# New Fiat Ducato Models - Radio cut off after 20 mins



## Kipper (May 1, 2005)

I know its possible to get rid of this auto cut off in the old models as we had this done on our last motorhome. However the dealer told me that it can't be done on the new X250. Anyone know if this is true?


----------



## kazzzy (Apr 9, 2006)

My Arto is on the new X250 chassis, my radio stays on permanently even with the ignition key out so not sure why you have been told it cant be done. Mine is an A class van so not sure if they have altered something in the conversion but if they have it must be possible


----------



## oldenstar (Nov 9, 2006)

I was annoyed that there was no half measures with the X250-No intermediate key position allowing the radio to stay on.
I had to wait for Pioneer to develop the gizmo to link up my Pioneer radio cum satnav to the X250 management system, so when they finally fitted it I asked for, and got, a separate switch on the dash.
With the switch on the radio plays with or without the ignition on.
So it can be done.
HTH


----------



## 101075 (Sep 22, 2006)

I have a new Bessacarr on the X250 chassis and my radio can stay on without the key in the ignition


----------



## Grizzly (May 9, 2005)

Diabalo said:


> I have a new Bessacarr on the X250 chassis and my radio can stay on without the key in the ignition


Ditto. No key needed and no 20 minute switch off.

The van is about to go to the dealer for a modification as, even though we remove the front of the radio when we leave the van, it is thought that the radio in some way is contributing to the problem we have of the engine battery flattening after the van is unused for about 1 week.

G


----------



## safariboy (May 1, 2005)

I have put up a new thread:

"New Bessacarr vehicle battery discharges"

which might be interesting to readers of this thread


----------



## javea (Jun 8, 2007)

Mine does the same on a new Hymer B544SL. There is a permanent live feed to the radio memory so I propose to disconnect the switched live and take a feed from the permanent live via a seperate switch to isolate the radio when necessary.

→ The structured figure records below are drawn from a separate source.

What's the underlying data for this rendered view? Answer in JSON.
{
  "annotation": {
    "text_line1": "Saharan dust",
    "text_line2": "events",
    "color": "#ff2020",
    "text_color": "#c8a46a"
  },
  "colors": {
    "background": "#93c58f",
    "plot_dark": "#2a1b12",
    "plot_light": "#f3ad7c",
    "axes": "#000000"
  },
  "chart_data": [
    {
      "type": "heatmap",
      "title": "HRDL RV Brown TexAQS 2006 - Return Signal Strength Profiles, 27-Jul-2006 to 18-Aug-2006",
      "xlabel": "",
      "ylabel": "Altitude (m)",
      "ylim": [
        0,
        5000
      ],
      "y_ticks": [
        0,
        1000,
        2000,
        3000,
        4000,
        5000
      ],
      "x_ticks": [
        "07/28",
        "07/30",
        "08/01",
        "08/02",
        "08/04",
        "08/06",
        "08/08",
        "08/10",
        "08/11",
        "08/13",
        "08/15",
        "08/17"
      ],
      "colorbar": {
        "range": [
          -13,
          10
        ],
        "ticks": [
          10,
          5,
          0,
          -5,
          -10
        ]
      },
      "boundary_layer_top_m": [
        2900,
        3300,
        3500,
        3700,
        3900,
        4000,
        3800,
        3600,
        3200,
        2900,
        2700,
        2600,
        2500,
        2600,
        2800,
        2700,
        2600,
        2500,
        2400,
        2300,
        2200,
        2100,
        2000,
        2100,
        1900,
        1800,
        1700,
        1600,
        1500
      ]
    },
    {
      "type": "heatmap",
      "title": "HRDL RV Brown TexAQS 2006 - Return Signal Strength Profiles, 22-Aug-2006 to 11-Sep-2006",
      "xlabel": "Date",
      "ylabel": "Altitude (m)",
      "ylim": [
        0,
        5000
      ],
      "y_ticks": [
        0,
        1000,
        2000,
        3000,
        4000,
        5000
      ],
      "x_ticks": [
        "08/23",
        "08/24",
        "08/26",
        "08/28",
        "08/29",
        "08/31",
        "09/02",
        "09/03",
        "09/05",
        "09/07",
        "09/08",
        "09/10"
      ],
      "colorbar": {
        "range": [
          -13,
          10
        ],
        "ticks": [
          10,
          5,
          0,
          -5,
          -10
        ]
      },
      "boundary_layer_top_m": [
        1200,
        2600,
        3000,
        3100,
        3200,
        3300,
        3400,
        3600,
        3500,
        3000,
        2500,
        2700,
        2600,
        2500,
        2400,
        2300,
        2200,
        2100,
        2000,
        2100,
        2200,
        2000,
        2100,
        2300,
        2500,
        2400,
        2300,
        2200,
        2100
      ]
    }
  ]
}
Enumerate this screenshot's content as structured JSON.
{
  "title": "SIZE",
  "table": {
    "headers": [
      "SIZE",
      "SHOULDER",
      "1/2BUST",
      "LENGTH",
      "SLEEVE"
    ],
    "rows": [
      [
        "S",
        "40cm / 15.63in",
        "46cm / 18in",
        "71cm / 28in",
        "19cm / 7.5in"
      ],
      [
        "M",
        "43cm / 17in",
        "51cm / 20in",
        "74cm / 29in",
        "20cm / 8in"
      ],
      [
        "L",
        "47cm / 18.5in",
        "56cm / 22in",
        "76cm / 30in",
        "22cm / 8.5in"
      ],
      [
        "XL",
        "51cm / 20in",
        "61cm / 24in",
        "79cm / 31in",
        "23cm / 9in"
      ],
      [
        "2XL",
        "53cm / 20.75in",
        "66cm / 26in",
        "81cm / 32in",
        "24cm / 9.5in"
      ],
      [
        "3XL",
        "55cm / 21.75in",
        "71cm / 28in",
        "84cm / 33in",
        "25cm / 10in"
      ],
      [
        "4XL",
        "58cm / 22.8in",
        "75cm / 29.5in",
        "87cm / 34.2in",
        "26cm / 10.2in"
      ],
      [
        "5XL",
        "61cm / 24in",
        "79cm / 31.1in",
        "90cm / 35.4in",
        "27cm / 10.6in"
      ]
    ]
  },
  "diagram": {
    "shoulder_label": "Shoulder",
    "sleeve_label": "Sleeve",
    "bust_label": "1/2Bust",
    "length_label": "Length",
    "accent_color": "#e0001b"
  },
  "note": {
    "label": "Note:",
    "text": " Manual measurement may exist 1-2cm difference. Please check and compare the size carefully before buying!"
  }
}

Think this should work fine.


----------



## Seeker (Dec 26, 2005)

We had our radio power supply re-routed to bypass the ignition switch. Car radio fitter did it for us for £20. Was a 15 minute job.

Harry


----------



## 96706 (Nov 13, 2005)

We have a 54 reg Auto-Sleeper Symbol, with peugeot fitted radio. 
Same problem with 20mins cut off- but also came with another problem - comes on when you least expect it!! ( 2am) ouch!.

Local Peugeot Dealer wired the radio straight to leisure battery, by- passing the ignition switch. 
Ok you now have to physically turn the radio on & off, but both problems now resolved.


----------



## 96299 (Sep 15, 2005)

My radio is fine without ignition on,but when it is the blooming thing wont work :roll: whats that all about then?

steve


----------